Today I had a challenge with some technology that affects our firm. The key issue is we are paying for poor performing technology, so I contacted the service provider to discuss the issues that we are having.
In my initial interaction with the service provider, I asked if we could receive some sort of partial credit because of the extended dysfunction and lack of an acceptable base performance level of our devices.
Based upon the answers from multiple customer service personnel, the problem is systemic, and its resolution cannot be immediate.
The intangible or factor X that could have been used to maintain my firm’s business is professional courtesy or in layman’s terms “being nice and kind.” The costs to being nice are negligible as it pertains to the end game; maintaining business continuity through customer retention and ongoing revenue generation.
We all look to provide a product that would evoke these types of feelings from an employee and also prospective customers:
- A more optimistic and happier outlook on life
- A heightened sense of well being
- A sense of exhilaration, euphoria and increase in energy
- A feeling of being healthy
- Decreased feelings of loneliness, depression and helplessness
- A greater sense of calmness and relaxation and increased longevity
- Better weight control and a stronger immune system
- A reduction in pain and increased body warmth
- A healthier cardiovascular system (reduction of high blood pressure, improved circulation, reduced coronary disease)

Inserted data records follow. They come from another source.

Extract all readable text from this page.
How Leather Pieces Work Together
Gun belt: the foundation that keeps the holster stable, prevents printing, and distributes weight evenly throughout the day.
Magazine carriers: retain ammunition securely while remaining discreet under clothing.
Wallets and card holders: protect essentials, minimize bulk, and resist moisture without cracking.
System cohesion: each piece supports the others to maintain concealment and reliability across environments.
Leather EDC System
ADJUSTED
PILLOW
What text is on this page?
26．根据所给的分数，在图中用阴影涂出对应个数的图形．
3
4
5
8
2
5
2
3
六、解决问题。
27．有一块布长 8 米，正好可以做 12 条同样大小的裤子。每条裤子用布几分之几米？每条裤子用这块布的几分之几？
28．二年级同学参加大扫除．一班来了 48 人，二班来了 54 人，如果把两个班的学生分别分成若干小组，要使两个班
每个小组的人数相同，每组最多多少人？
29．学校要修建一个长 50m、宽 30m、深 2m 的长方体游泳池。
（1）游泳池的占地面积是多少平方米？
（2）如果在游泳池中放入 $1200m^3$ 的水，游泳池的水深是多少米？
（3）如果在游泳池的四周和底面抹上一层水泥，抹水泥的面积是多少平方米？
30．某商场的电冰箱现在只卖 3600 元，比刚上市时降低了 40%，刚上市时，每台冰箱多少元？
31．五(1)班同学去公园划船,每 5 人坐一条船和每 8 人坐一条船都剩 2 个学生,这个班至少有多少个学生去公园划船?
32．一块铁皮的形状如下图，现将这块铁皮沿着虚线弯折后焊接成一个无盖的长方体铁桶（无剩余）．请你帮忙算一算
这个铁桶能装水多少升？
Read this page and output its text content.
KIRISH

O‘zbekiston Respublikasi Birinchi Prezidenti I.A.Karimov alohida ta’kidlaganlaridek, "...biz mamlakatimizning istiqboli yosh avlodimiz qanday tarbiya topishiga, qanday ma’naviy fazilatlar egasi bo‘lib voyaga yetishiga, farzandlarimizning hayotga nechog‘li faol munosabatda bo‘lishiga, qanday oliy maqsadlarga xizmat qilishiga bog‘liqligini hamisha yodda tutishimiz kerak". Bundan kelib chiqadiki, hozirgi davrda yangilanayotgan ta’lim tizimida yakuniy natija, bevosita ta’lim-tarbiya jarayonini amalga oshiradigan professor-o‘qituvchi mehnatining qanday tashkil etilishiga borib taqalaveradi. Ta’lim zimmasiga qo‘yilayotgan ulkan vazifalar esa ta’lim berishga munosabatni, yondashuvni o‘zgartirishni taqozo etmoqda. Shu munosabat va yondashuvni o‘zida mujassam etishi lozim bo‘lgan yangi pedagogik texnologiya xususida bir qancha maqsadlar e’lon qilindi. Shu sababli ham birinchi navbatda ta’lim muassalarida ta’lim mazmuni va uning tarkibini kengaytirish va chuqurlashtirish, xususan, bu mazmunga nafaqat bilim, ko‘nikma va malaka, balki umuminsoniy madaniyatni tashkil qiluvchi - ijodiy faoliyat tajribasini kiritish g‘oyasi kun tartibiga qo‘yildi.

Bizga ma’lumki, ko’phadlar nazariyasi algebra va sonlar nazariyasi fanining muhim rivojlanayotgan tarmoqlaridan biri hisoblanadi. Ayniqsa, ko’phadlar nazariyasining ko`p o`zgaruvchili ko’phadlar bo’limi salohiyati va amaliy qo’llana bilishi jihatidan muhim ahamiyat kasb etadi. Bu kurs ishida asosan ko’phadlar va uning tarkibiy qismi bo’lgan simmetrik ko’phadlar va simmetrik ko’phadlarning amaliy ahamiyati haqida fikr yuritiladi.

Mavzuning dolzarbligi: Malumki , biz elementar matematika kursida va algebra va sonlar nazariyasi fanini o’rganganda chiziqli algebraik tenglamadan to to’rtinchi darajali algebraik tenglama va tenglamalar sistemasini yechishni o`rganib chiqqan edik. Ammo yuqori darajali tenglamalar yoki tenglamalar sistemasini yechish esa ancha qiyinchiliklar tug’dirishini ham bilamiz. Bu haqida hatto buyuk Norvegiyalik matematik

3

- A reduction of excessive stomach acid
- Relief from arthritis and asthma
- Speedier recovery from illness and surgery
- Reduced cancer activity
According to “The Healing Power of Doing Good” (Fawcett Columbine, 1991) written by Allan Luks and Peggy Payne, being kind and helpful creates the aforementioned responses. You mean I can provide my customers with a pleasurable experience, even though my product or service may have failed them? Yes! Those aforementioned feelings translate to a retained customer who could not only be sympathetic to your service or product challenge, but cause them to be stubbornly adhered to you as a goods and services provider.
I encourage executives to nurture an environment where people are treated nicely. Train and develop your technicians, secretaries, delivery persons, janitors, executives and contractors representing you or your product to make kindness and respect as much of a product offering as the goods and services you provide.
Clearly, there are steps and methodologies to develop a culture of kindness; and it may require the need for organizational behavior modification; but I promise you this: Your share value will not have decreased by 7%, and your choice clients will not have left to the tune of 259,000 customers, while you are investing billions of dollars in infra-structure improvements, and taking on a product line with a calculated short-term profit loss strategy; only to have a customer response team drive off the very patrons you are taking these risks to attract and retain.
Be intentionally nice, be intentionally kind; there is profit, stability and growth in the behavior.